Boeing has delayed final assembly for the first 787 by five months, extended the flight-test period by one month and yet preserved its two-year and long-term production ramp mostly intact.

With first flight delayed from August to the first quarter of 2008, delivery to 15 of the 787's 48 customers and assembly of 30 to 35 aircraft will shift from mid-2008 to end-year or early 2009, says Scott Carson, president of Boeing Commercial Airplanes.

 © Boeing
Northwest Airlines, the North American launch customer for the 787, may not receive the twinjet until 2009


Despite announcing the second replan for the programme in as many months, Boeing is confident the assembly crisis is largely contained to the first aircraft. It is the sheer amount of reassembly tasks for that aircraft - and no longer shortages of fasteners and software - driving the delay, Carson says.

"We have much more confidence in our ability to achieve this plan," he says.

Two-year production will amount to 109 aircraft by 2009 and escalate to 10 aircraft a month in 2010 and perhaps rise higher after 2011. Boeing suppliers previously reported studies to eventually raise monthly production rates to between 14 and 16 aircraft.

Boeing, however, acknowledges the six-month delay does not remove all risk.
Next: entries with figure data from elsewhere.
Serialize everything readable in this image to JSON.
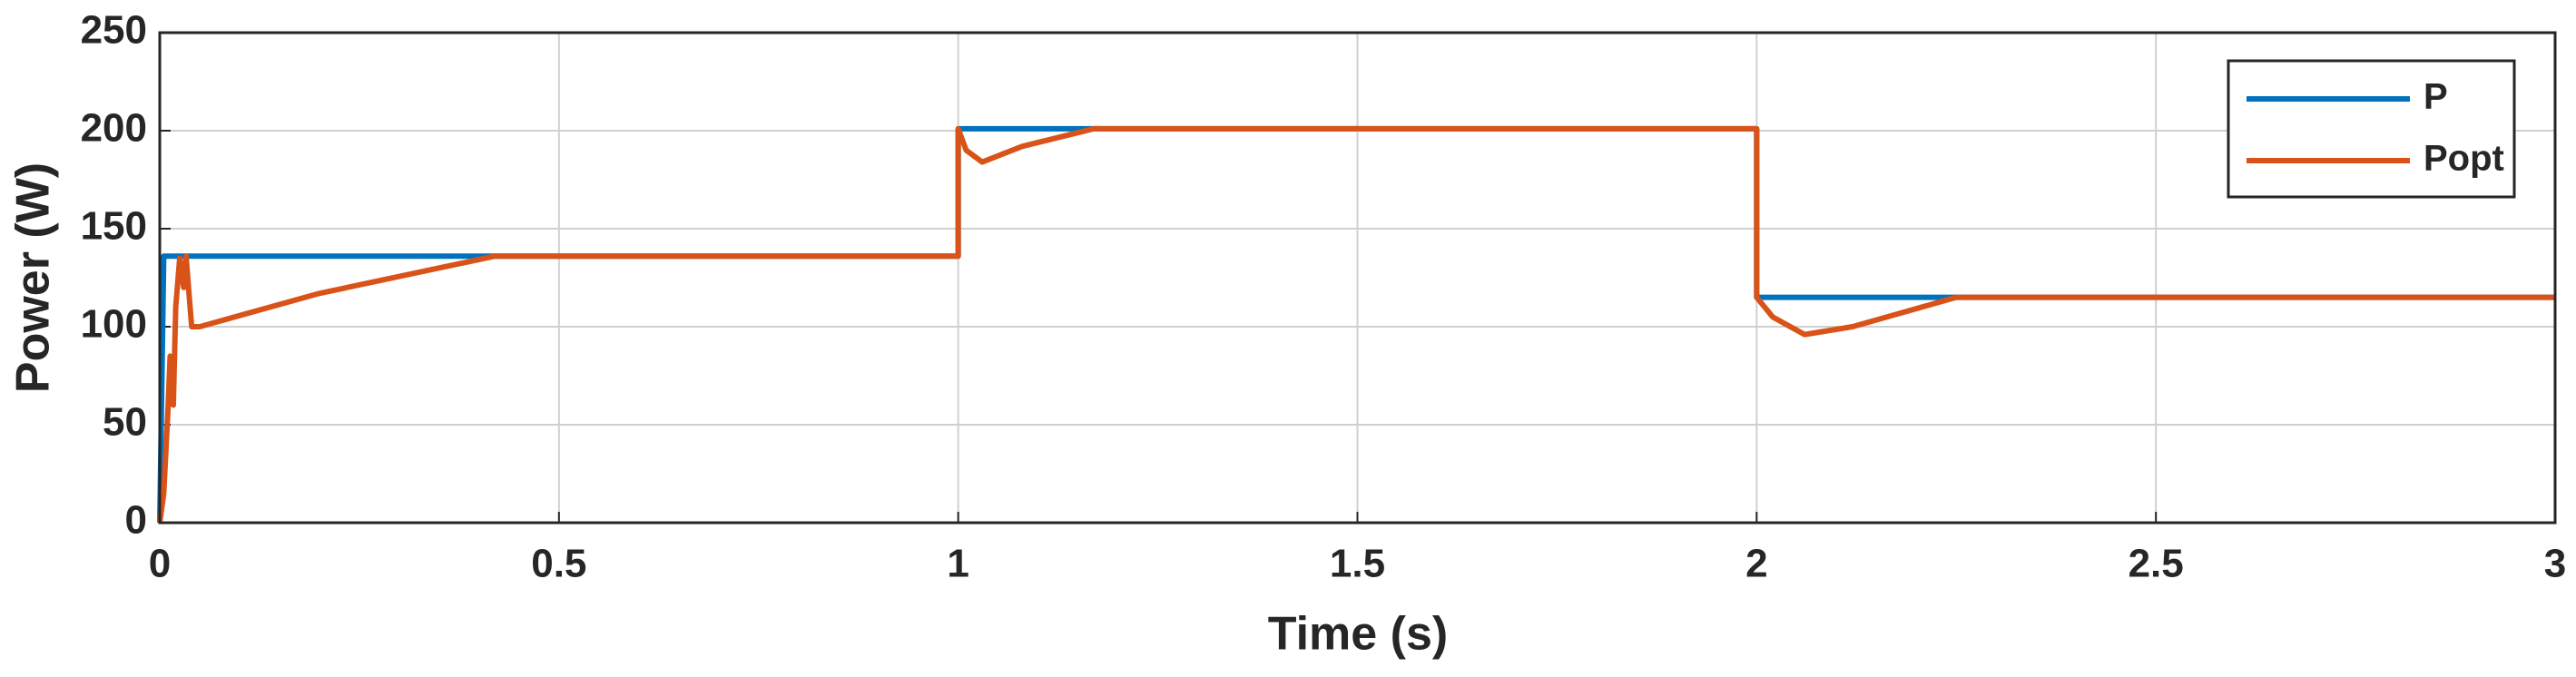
{
  "chart_data": {
    "type": "line",
    "xlabel": "Time (s)",
    "ylabel": "Power (W)",
    "xlim": [
      0,
      3
    ],
    "ylim": [
      0,
      250
    ],
    "xticks": [
      0,
      0.5,
      1,
      1.5,
      2,
      2.5,
      3
    ],
    "yticks": [
      0,
      50,
      100,
      150,
      200,
      250
    ],
    "grid": true,
    "legend": "upper right",
    "series": [
      {
        "name": "P",
        "color": "#0072bd",
        "x": [
          0,
          0.005,
          1.0,
          1.0,
          2.0,
          2.0,
          3.0
        ],
        "values": [
          0,
          136,
          136,
          201,
          201,
          115,
          115
        ]
      },
      {
        "name": "Popt",
        "color": "#d95319",
        "x": [
          0,
          0.005,
          0.01,
          0.013,
          0.017,
          0.02,
          0.025,
          0.03,
          0.033,
          0.037,
          0.04,
          0.05,
          0.2,
          0.42,
          1.0,
          1.0,
          1.01,
          1.03,
          1.08,
          1.17,
          2.0,
          2.0,
          2.02,
          2.06,
          2.12,
          2.25,
          3.0
        ],
        "values": [
          0,
          15,
          55,
          85,
          60,
          110,
          135,
          120,
          136,
          115,
          100,
          100,
          117,
          136,
          136,
          201,
          190,
          184,
          192,
          201,
          201,
          115,
          105,
          96,
          100,
          115,
          115
        ]
      }
    ]
  }
}
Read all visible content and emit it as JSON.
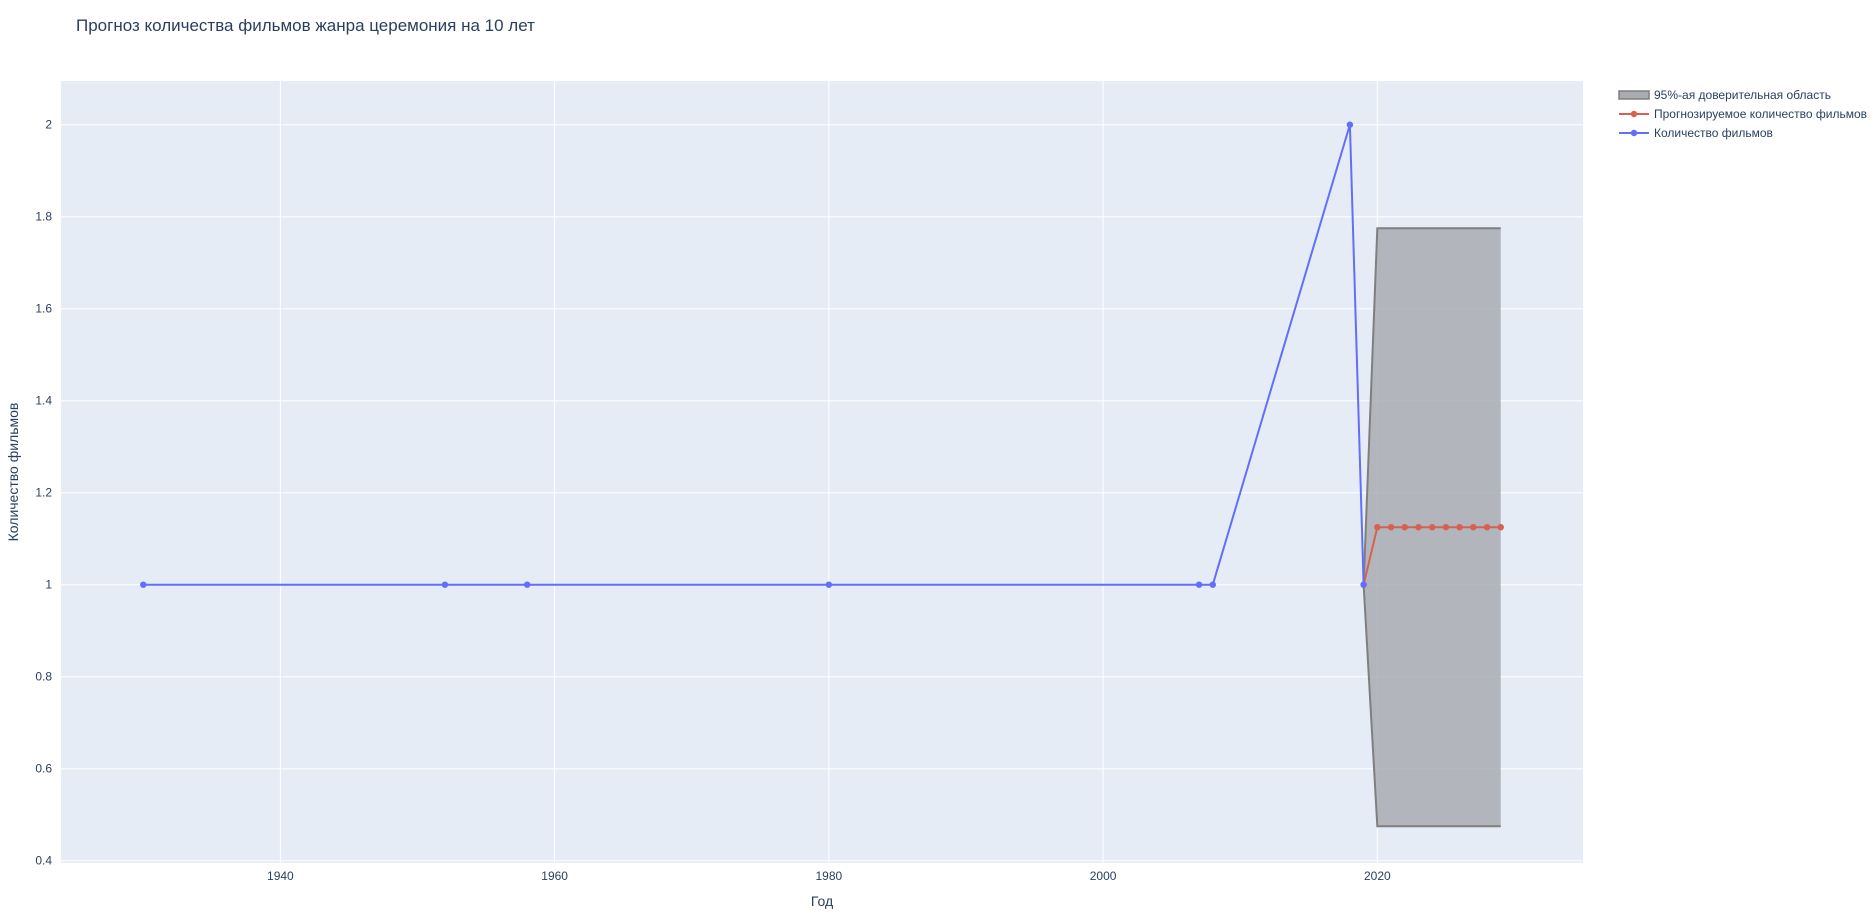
{
  "chart_data": {
    "type": "line",
    "title": "Прогноз количества фильмов жанра церемония на 10 лет",
    "xlabel": "Год",
    "ylabel": "Количество фильмов",
    "xlim": [
      1924,
      2035
    ],
    "ylim": [
      0.395,
      2.095
    ],
    "x_ticks": [
      1940,
      1960,
      1980,
      2000,
      2020
    ],
    "y_ticks": [
      0.4,
      0.6,
      0.8,
      1,
      1.2,
      1.4,
      1.6,
      1.8,
      2
    ],
    "y_tick_labels": [
      "0.4",
      "0.6",
      "0.8",
      "1",
      "1.2",
      "1.4",
      "1.6",
      "1.8",
      "2"
    ],
    "grid": true,
    "legend_position": "top-right, outside plot",
    "series": [
      {
        "name": "Количество фильмов",
        "kind": "line+markers",
        "color": "#636efa",
        "x": [
          1930,
          1952,
          1958,
          1980,
          2007,
          2008,
          2018,
          2019
        ],
        "y": [
          1,
          1,
          1,
          1,
          1,
          1,
          2,
          1
        ]
      },
      {
        "name": "Прогнозируемое количество фильмов",
        "kind": "line+markers",
        "color": "#d6614e",
        "x": [
          2019,
          2020,
          2021,
          2022,
          2023,
          2024,
          2025,
          2026,
          2027,
          2028,
          2029
        ],
        "y": [
          1,
          1.125,
          1.125,
          1.125,
          1.125,
          1.125,
          1.125,
          1.125,
          1.125,
          1.125,
          1.125
        ]
      },
      {
        "name": "95%-ая доверительная область",
        "kind": "band",
        "fill_color": "#a9acb0",
        "line_color": "#7f7f7f",
        "x": [
          2019,
          2020,
          2029
        ],
        "upper": [
          1,
          1.775,
          1.775
        ],
        "lower": [
          1,
          0.475,
          0.475
        ]
      }
    ],
    "legend_order": [
      "95%-ая доверительная область",
      "Прогнозируемое количество фильмов",
      "Количество фильмов"
    ]
  }
}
Adding four weeks of flight test improves on Boeing's first replan, but still falls at least one month short of the original schedule to complete airworthiness certification in eight months.

Secondly, as many as 35 aircraft instead of 22 will be produced during the flight-test phase, potentially causing more delays if design changes are necessary.
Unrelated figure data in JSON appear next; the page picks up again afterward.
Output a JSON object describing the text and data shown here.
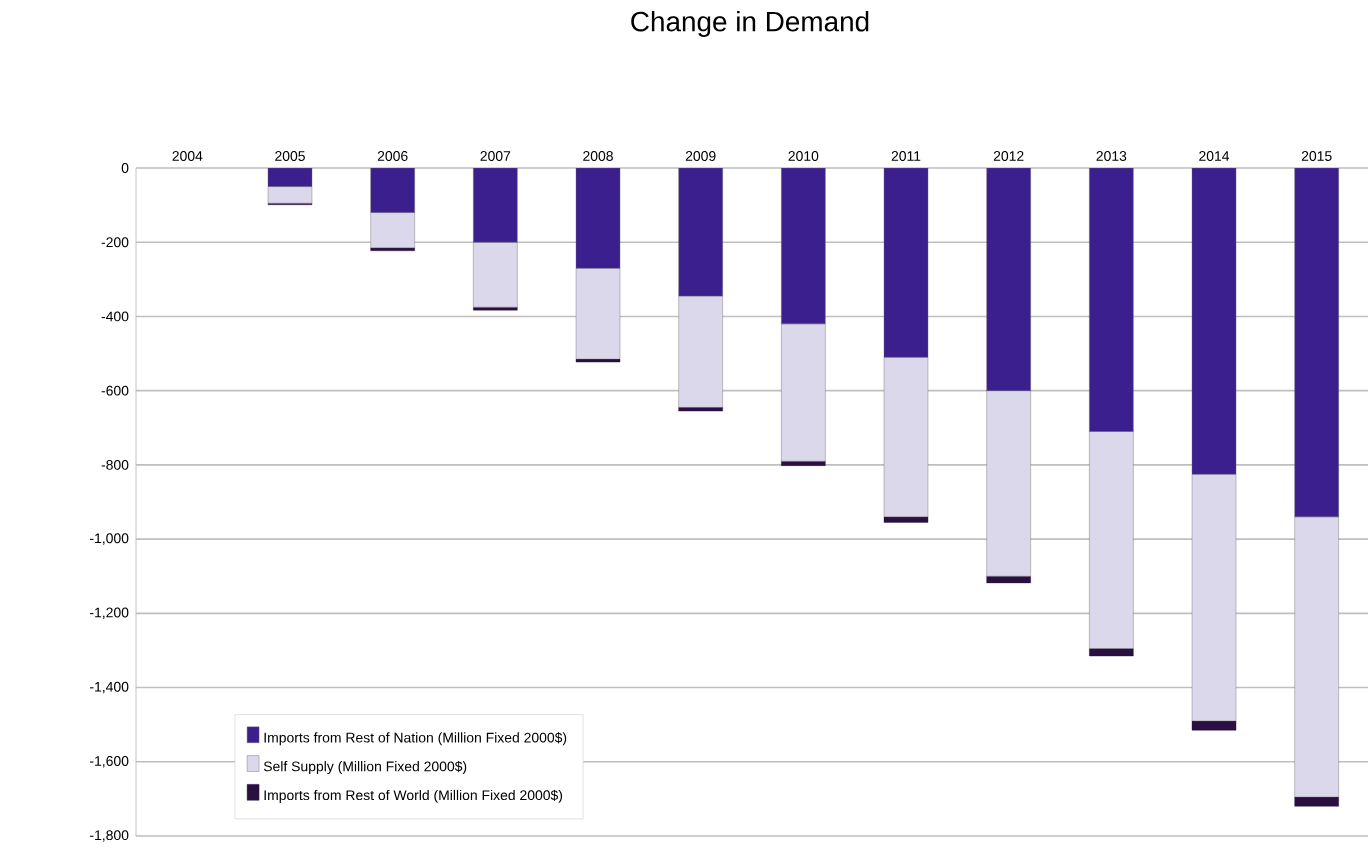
{
  "chart_data": {
    "type": "bar",
    "title": "Change in Demand",
    "stacked": true,
    "grid": "y",
    "legend": "bottom left",
    "categories": [
      "2004",
      "2005",
      "2006",
      "2007",
      "2008",
      "2009",
      "2010",
      "2011",
      "2012",
      "2013",
      "2014",
      "2015"
    ],
    "ylim": [
      -1800,
      0
    ],
    "yticks": [
      0,
      -200,
      -400,
      -600,
      -800,
      {
        "value": -1000,
        "label": "-1,000"
      },
      {
        "value": -1200,
        "label": "-1,200"
      },
      {
        "value": -1400,
        "label": "-1,400"
      },
      {
        "value": -1600,
        "label": "-1,600"
      },
      {
        "value": -1800,
        "label": "-1,800"
      }
    ],
    "series": [
      {
        "name": "Imports from Rest of Nation (Million Fixed 2000$)",
        "color": "#3b1f8f",
        "values": [
          0,
          -50,
          -120,
          -200,
          -270,
          -345,
          -420,
          -510,
          -600,
          -710,
          -825,
          -940
        ]
      },
      {
        "name": "Self Supply (Million Fixed 2000$)",
        "color": "#dcd8ec",
        "values": [
          0,
          -45,
          -95,
          -175,
          -245,
          -300,
          -370,
          -430,
          -500,
          -585,
          -665,
          -755
        ]
      },
      {
        "name": "Imports from Rest of World (Million Fixed 2000$)",
        "color": "#2a1040",
        "values": [
          0,
          -4,
          -8,
          -8,
          -8,
          -10,
          -12,
          -15,
          -18,
          -20,
          -25,
          -25
        ]
      }
    ]
  }
}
Although the Honeywell flight-control software is no longer driving the delay, the system remains behind schedule. Originally due to be complete in mid-August, Boeing has installed only an "interim" software load in aircraft one and is continuing to work out the bugs.

Fastener inventories may no longer be in crisis, but Boeing and suppliers agree that the issue will continue to need careful management into the future.

Boeing's original schedule called for a first flight in late August and first delivery to All Nippon Airways in mid-May 2008. On 5 September, Boeing delayed first flight to mid-November to mid-December, but kept the delivery schedule to ANA intact.

The most recent plan means first flight will be delayed up to seven months, while first delivery is delayed at least six months.

The decision to announce the new delay came after an internal update meeting on 8 or 9 October, says Boeing chief executive Jim McNerney.

Boeing executives also noted making small steps of progress. The first flight-test aircraft has been removed from its jacks and is resting on its own landing gear.

Boeing also plans to keep the other major development programmes, such as the 747-8, 777F and other 787 variants, on schedule, even as engineering resources are shifted to meet the immediate crisis.